The train grinds to a halt. An almost inaudible voice travels through the carriages telling us we’ll be moving in a minute, and that they’re sorry for the delay. I notice half a dollar bill stuck to the window opposite me. I see half of someone’s face on it. I can’t even remember who’s on a dollar bill anymore – is it Jefferson? The train jolts back into action and we make it to Bleecker Street in one piece. Between stations, the train stops again and yet again I’m told why – I can’t make out what the guy is saying so settle for a protracted huff and roll of the eyes – a gesture mirrored by nearly everyone in the carriage. I can feel a surge of adrenalin course through my body and I start to make a mental route in my head of how I can avoid being late and get off the subway. If I get off at 51st I could walk to work, or take a cab, but then the train might sort itself out soon. Can I afford to take that risk? I scribble down some estimates for my route and decide I might as well stay on the subway – it’ll give me something to moan about to Lauren (whom I have nothing to say to) at reception. We start moving again
I’m eight minutes late and the train decides to go even slower. I draft a disgruntled e-mail to Lauren at reception, my thumb poised to hit send the moment I get any damn signal.
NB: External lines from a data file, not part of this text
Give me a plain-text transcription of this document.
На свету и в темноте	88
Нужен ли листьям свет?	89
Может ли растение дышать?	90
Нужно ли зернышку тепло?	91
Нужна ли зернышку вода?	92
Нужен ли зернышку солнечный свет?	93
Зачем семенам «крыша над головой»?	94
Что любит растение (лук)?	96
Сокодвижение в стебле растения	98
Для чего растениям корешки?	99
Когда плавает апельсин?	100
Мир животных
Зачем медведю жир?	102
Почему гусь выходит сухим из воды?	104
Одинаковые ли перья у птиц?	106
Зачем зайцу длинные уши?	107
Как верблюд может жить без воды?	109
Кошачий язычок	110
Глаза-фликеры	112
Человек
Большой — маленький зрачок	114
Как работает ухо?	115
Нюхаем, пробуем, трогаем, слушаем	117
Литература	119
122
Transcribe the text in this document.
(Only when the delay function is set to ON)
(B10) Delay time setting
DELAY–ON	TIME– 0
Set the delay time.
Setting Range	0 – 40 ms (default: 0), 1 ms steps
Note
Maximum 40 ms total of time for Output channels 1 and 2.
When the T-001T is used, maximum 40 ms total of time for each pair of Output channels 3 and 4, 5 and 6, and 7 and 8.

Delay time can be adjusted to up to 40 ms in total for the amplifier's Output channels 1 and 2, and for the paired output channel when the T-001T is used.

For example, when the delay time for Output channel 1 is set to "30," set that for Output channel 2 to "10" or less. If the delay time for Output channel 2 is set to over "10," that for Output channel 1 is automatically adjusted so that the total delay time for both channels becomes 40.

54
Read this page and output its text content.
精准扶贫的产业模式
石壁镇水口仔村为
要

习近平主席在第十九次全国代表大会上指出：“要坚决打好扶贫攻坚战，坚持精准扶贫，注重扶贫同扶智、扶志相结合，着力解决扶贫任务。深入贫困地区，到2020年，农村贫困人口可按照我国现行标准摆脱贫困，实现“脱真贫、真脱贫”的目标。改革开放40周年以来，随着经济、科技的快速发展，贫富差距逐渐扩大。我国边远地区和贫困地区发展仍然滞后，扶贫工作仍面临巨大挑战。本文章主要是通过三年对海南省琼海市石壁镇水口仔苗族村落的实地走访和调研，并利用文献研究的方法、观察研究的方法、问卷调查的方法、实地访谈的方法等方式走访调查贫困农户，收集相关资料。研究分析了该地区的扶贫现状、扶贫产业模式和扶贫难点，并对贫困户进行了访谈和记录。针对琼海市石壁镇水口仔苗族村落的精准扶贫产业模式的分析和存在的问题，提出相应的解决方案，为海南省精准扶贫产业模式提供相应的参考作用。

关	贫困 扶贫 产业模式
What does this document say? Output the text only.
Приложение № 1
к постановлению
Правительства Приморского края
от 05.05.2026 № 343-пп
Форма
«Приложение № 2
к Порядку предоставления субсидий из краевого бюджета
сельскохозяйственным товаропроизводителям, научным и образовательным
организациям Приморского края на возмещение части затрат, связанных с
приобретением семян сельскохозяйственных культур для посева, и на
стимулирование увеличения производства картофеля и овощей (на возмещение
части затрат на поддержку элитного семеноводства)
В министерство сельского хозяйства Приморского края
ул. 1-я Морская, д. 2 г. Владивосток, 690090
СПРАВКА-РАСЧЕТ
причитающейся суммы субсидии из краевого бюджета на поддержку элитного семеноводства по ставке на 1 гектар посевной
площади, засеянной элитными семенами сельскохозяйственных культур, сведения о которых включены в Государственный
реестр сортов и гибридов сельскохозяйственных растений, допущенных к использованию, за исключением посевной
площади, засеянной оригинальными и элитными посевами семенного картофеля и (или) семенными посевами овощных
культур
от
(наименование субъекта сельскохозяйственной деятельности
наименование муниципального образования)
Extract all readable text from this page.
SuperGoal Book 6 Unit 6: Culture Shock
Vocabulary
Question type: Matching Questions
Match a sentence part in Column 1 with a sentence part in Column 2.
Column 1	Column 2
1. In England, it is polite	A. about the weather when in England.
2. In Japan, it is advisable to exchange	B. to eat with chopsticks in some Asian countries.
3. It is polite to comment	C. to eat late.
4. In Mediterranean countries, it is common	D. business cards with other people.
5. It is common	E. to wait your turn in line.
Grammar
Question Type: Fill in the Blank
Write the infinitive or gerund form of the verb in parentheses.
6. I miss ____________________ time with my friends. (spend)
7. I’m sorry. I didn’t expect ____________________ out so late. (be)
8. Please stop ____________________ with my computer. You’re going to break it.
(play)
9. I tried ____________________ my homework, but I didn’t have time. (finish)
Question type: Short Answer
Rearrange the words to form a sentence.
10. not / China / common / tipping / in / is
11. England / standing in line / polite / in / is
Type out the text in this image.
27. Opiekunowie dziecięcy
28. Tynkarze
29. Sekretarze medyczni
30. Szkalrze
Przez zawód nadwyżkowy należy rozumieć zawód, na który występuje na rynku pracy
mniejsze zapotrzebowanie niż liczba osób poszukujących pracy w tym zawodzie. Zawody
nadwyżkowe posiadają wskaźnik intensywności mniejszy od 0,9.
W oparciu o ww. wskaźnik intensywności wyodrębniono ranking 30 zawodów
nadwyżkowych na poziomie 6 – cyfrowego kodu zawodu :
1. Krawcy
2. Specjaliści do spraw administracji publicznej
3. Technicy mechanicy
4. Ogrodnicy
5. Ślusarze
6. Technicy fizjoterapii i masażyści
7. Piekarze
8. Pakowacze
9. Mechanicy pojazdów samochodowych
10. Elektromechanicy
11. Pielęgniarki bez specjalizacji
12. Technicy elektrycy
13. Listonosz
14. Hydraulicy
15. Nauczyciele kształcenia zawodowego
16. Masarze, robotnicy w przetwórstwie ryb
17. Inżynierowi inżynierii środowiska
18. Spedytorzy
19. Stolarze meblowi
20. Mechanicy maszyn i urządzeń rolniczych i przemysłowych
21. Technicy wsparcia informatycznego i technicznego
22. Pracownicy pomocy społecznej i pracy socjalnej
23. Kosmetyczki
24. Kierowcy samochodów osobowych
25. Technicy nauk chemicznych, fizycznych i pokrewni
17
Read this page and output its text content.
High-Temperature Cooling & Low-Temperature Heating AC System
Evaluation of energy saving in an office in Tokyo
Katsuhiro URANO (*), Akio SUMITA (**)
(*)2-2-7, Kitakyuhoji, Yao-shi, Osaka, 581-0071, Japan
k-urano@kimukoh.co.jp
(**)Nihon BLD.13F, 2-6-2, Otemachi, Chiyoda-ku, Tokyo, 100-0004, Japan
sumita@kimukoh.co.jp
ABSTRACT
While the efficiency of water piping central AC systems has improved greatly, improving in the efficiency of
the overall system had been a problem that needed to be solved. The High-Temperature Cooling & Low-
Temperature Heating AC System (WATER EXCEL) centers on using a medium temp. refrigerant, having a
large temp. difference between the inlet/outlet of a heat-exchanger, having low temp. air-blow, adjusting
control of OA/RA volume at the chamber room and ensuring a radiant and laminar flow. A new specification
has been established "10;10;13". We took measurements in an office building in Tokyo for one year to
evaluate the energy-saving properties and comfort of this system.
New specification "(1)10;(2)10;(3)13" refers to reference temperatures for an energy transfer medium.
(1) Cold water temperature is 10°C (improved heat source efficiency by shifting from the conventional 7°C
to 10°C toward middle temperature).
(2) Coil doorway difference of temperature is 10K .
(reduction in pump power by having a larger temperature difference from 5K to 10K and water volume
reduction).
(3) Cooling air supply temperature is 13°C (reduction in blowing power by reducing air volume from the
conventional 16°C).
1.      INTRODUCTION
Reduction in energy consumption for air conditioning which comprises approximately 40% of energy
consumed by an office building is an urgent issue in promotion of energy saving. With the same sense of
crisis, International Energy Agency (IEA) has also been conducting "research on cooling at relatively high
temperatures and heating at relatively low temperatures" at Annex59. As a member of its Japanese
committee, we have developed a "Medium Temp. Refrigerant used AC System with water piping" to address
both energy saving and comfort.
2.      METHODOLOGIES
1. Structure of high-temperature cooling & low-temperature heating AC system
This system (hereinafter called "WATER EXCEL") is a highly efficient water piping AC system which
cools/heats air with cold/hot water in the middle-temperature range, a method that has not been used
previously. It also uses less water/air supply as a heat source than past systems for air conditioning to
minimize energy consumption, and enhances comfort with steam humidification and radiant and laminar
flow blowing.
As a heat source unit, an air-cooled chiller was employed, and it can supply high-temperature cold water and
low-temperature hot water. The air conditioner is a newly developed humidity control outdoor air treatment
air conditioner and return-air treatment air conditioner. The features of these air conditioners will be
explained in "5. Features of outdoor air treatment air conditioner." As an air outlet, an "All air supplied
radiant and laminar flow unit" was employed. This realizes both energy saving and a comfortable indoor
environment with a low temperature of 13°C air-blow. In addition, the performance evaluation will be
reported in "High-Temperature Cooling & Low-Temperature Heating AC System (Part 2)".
The train pulls into 59th Street station (at last), and something catches my eye. That grimy slip of a dollar bill shifts slightly, maybe four degrees to the left. The train coming up from Pelham Bay pulls in opposite me. As the carriages race past I notice something in the window. As the carriages come to a calculated, punch-drunk stop, a smear of green from the other train stops briefly in line with the bill in my carriage. I can just make out the tip of Jefferson’s (?) nose close in on his bridge, and then connect. For about a millisecond that little dollar bill is complete, then the train moves a few feet more and it’s gone.
I walk slower than usual out of the station. I root around in my bag for my purse; I pull out a note and study it closely, taking in every detail. It strikes me how many people have had this very bill in their hands, how many times it’s been used, the places it’s been. By the time I get through the doors at work I’m over twenty minutes late, I check my Blackberry – I have three missed calls and two new E-mails.